Goodkind’s experience in defining their gender growing up is easily recognizable to many others who view themselves outside the gender binary.

“I tried to squeeze my gender and sexuality into those binaries, unaware there was a spectrum,” Goodkind said. Learning about gender-diverse and non-binary identities finally gave Goodkind some solace, classifying their gender as neutral rather than non-binary “because I want to affirm what and who I am, as opposed to what I am not.”

Much like the 2020 Summer Olympics, the 2020 Summer Paralympics mark the largest presence of LGBTQ — and specifically non-binary/neutral/gender-diverse — athletes ever seen in the event’s history.

The mixed double sculls competitor wants others who may be in the same place they were — struggling to define themselves and see positive representations of their community — to find power in their presence.

“No matter who you are, or whatever your situation, you can transcend labels and situations,” Goodkind said. “I’ve always been this way, whether on a world stage or in private. People can choose to accept me for who I am; what’s most important to me is that I embrace and accept who I am.”

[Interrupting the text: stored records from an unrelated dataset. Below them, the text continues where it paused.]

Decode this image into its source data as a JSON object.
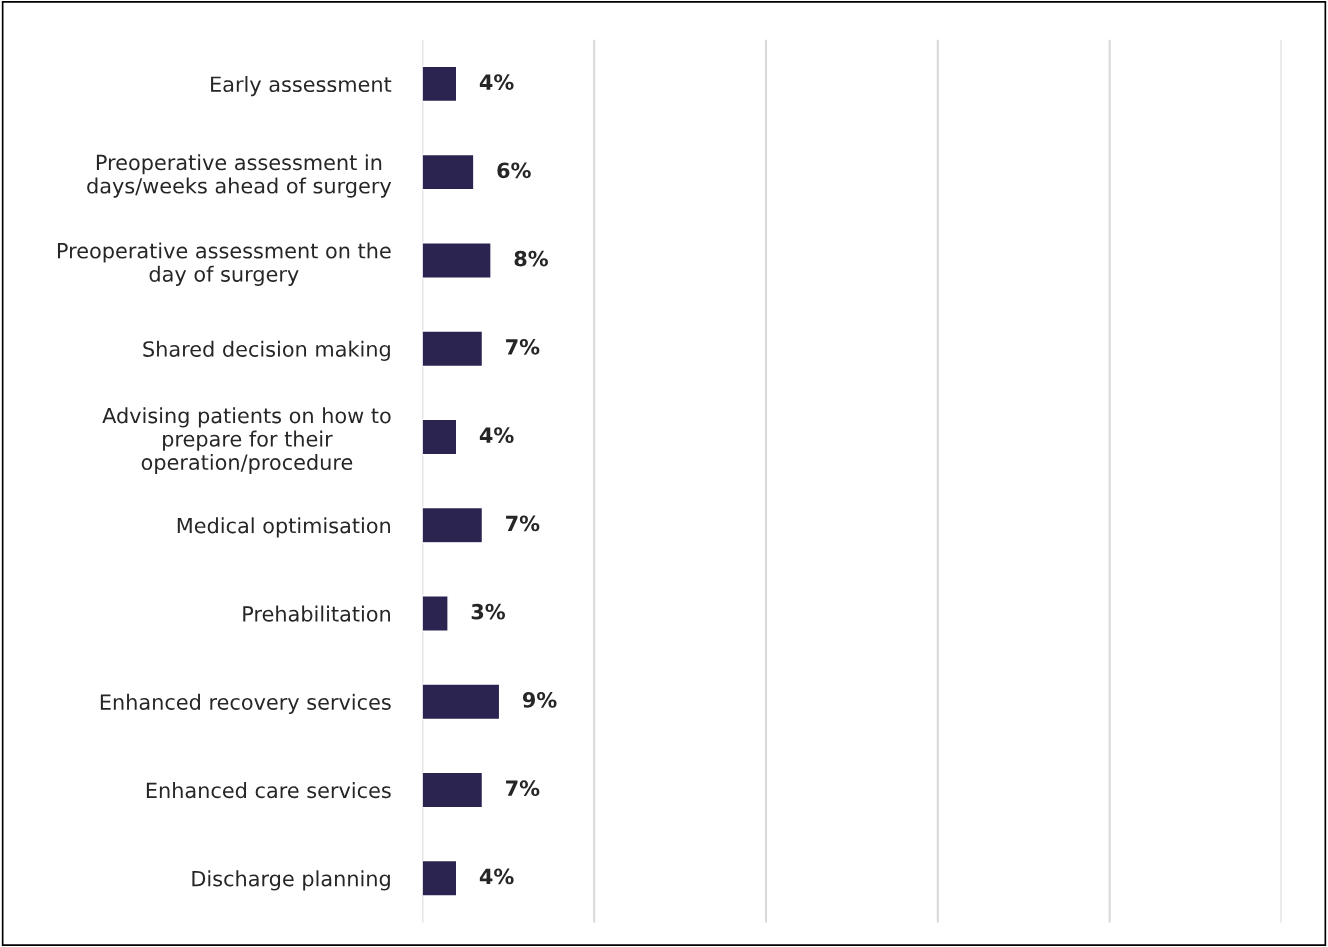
{
  "chart_data": {
    "type": "bar",
    "orientation": "horizontal",
    "categories": [
      "Early assessment",
      "Preoperative assessment in\ndays/weeks ahead of surgery",
      "Preoperative assessment on the\nday of surgery",
      "Shared decision making",
      "Advising patients on how to\nprepare for their\noperation/procedure",
      "Medical optimisation",
      "Prehabilitation",
      "Enhanced recovery services",
      "Enhanced care services",
      "Discharge planning"
    ],
    "values": [
      4,
      6,
      8,
      7,
      4,
      7,
      3,
      9,
      7,
      4
    ],
    "value_labels": [
      "4%",
      "6%",
      "8%",
      "7%",
      "4%",
      "7%",
      "3%",
      "9%",
      "7%",
      "4%"
    ],
    "color": "#2b2350",
    "xlim": [
      0,
      100
    ],
    "xticks": [
      {
        "value": 0,
        "label": null
      },
      {
        "value": 20,
        "label": null
      },
      {
        "value": 40,
        "label": null
      },
      {
        "value": 60,
        "label": null
      },
      {
        "value": 80,
        "label": null
      },
      {
        "value": 100,
        "label": null
      }
    ],
    "grid": "x",
    "tick_labels": "y",
    "legend": false
  }
}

But Goodkind’s mission of education and acceptance exists alongside their drive to bring another medal to the community. They told Outsports that they’re excited to race on the Paralympics stage once again and be around “an incredibly accepting community where physical and emotional barriers barely exist.

“Except for socially distancing, of course.”

Their quest to improve on a 10th place performance in Rio starts on August 26.